SWE-bench_Lite#

Overview#

SWE-bench Lite is a focused subset of SWE-bench containing 300 Issue-Pull Request pairs from 11 popular Python repositories. It provides a more accessible entry point for evaluating automated software engineering capabilities.

Task Description#

Task Type: Automated Software Engineering / Bug Fixing
Input: GitHub issue description with repository context
Output: Code patch (diff format) that resolves the issue
Size: 300 carefully selected test instances

Key Features#

300 test Issue-Pull Request pairs
11 popular Python repositories covered
Real-world bugs with verified solutions
Evaluation via unit test verification
More manageable than full SWE-bench while still challenging

Evaluation Notes#

Requires pip install swebench==4.1.0 before evaluation
Docker images are built/pulled automatically for each repository
See the usage documentation for detailed setup instructions
Popular benchmark variant for initial model comparison

Properties#

Property	Value
Benchmark Name	`swe_bench_lite`
Dataset ID	princeton-nlp/SWE-bench_Lite
Paper	N/A
Tags	`Coding`
Metrics	`acc`
Default Shots	0-shot
Evaluation Split	`test`

Data Statistics#

Statistics not available.

Sample Example#

Sample example not available.

Prompt Template#

Prompt Template:

{question}

Extra Parameters#

Parameter	Type	Default	Description
`build_docker_images`	`bool`	`True`	Build Docker images locally for each sample.
`pull_remote_images_if_available`	`bool`	`True`	Attempt to pull existing remote Docker images before building.
`inference_dataset_id`	`str`	`princeton-nlp/SWE-bench_oracle`	Oracle dataset ID used to fetch inference context.
`force_arch`	`str`	``	Optionally force the docker images to be pulled/built for a specific architecture.
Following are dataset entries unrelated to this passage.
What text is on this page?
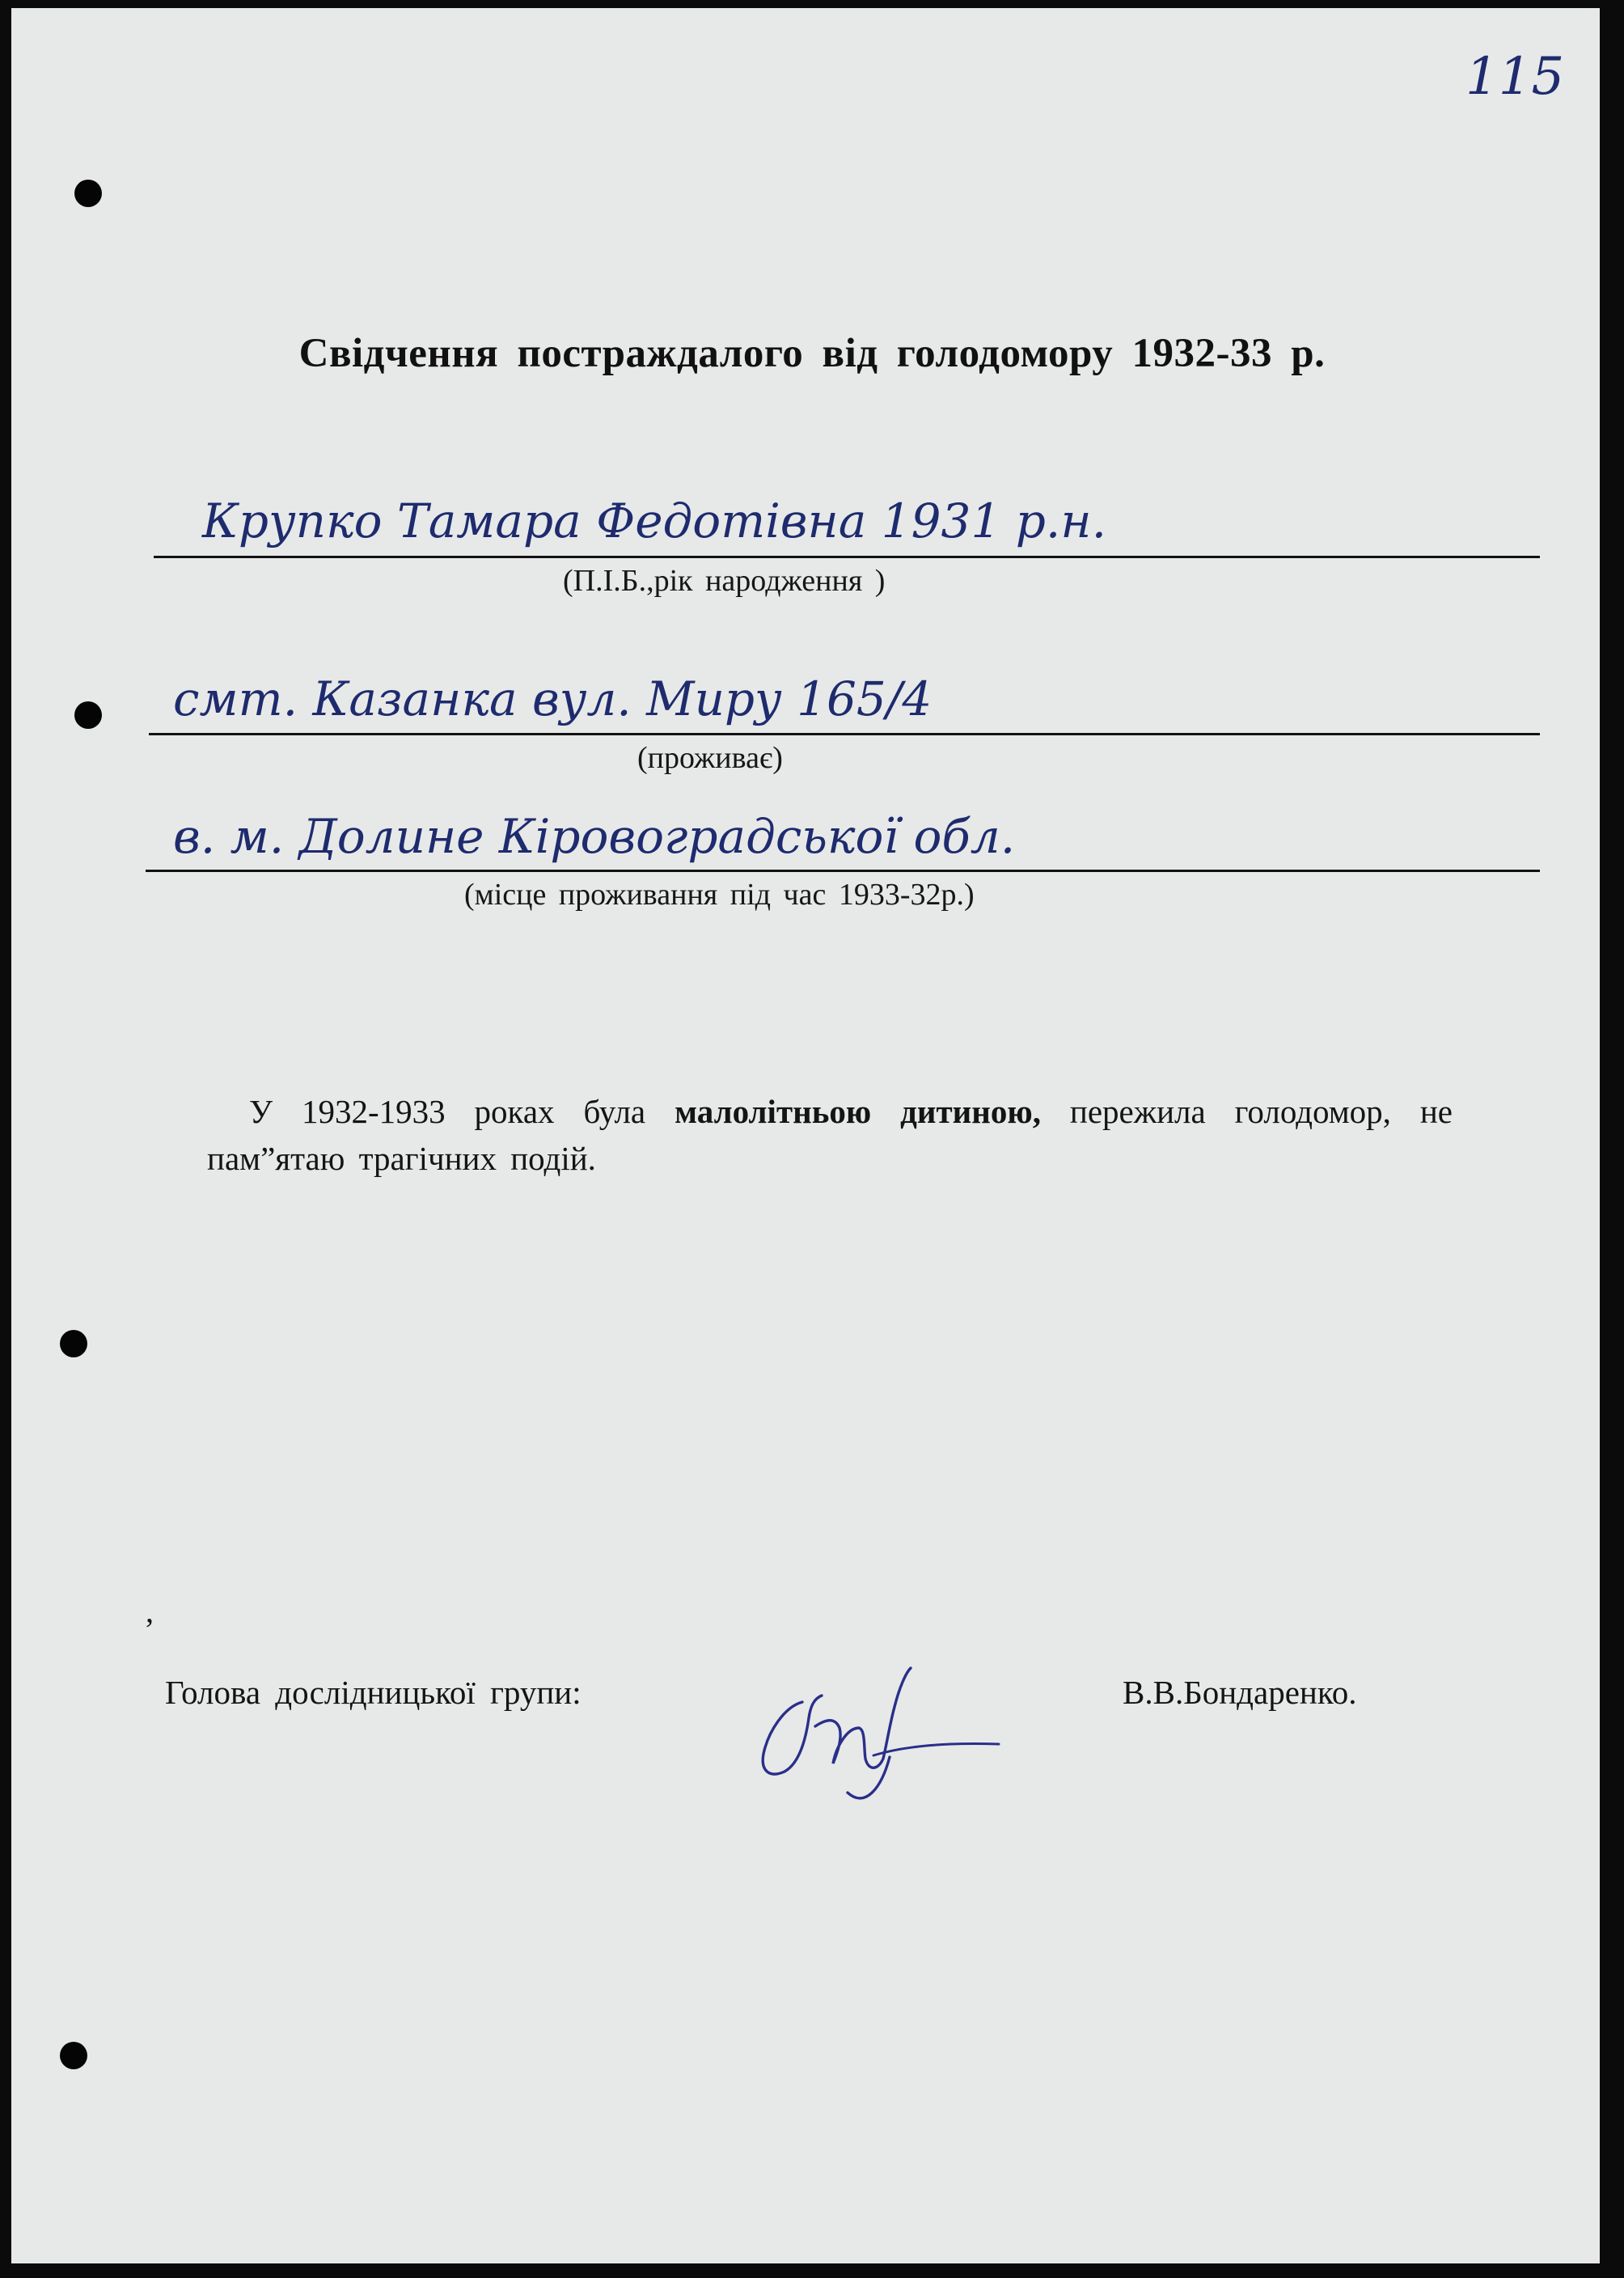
115
Свідчення постраждалого від голодомору 1932-33 р.
Крупко Тамара Федотівна 1931 р.н.
(П.І.Б.,рік народження )
смт. Казанка вул. Миру 165/4
(проживає)
в. м. Долине Кіровоградської обл.
(місце проживання під час 1933-32р.)
У 1932-1933 роках була малолітньою дитиною, пережила голодомор, не пам”ятаю трагічних подій.
,
Голова дослідницької групи:	В.В.Бондаренко.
Choices: [‘’, ‘arm64’, ‘x86_64’]

Usage#

Using CLI#

evalscope eval \
    --model YOUR_MODEL \
    --api-url OPENAI_API_COMPAT_URL \
    --api-key EMPTY_TOKEN \
    --datasets swe_bench_lite \
    --limit 10  # Remove this line for formal evaluation

Using Python#

from evalscope import run_task
from evalscope.config import TaskConfig

task_cfg = TaskConfig(
    model='YOUR_MODEL',
    api_url='OPENAI_API_COMPAT_URL',
    api_key='EMPTY_TOKEN',
    datasets=['swe_bench_lite'],
    dataset_args={
        'swe_bench_lite': {
            # extra_params: {}  # uses default extra parameters
        }
    },
    limit=10,  # Remove this line for formal evaluation
)

run_task(task_cfg=task_cfg)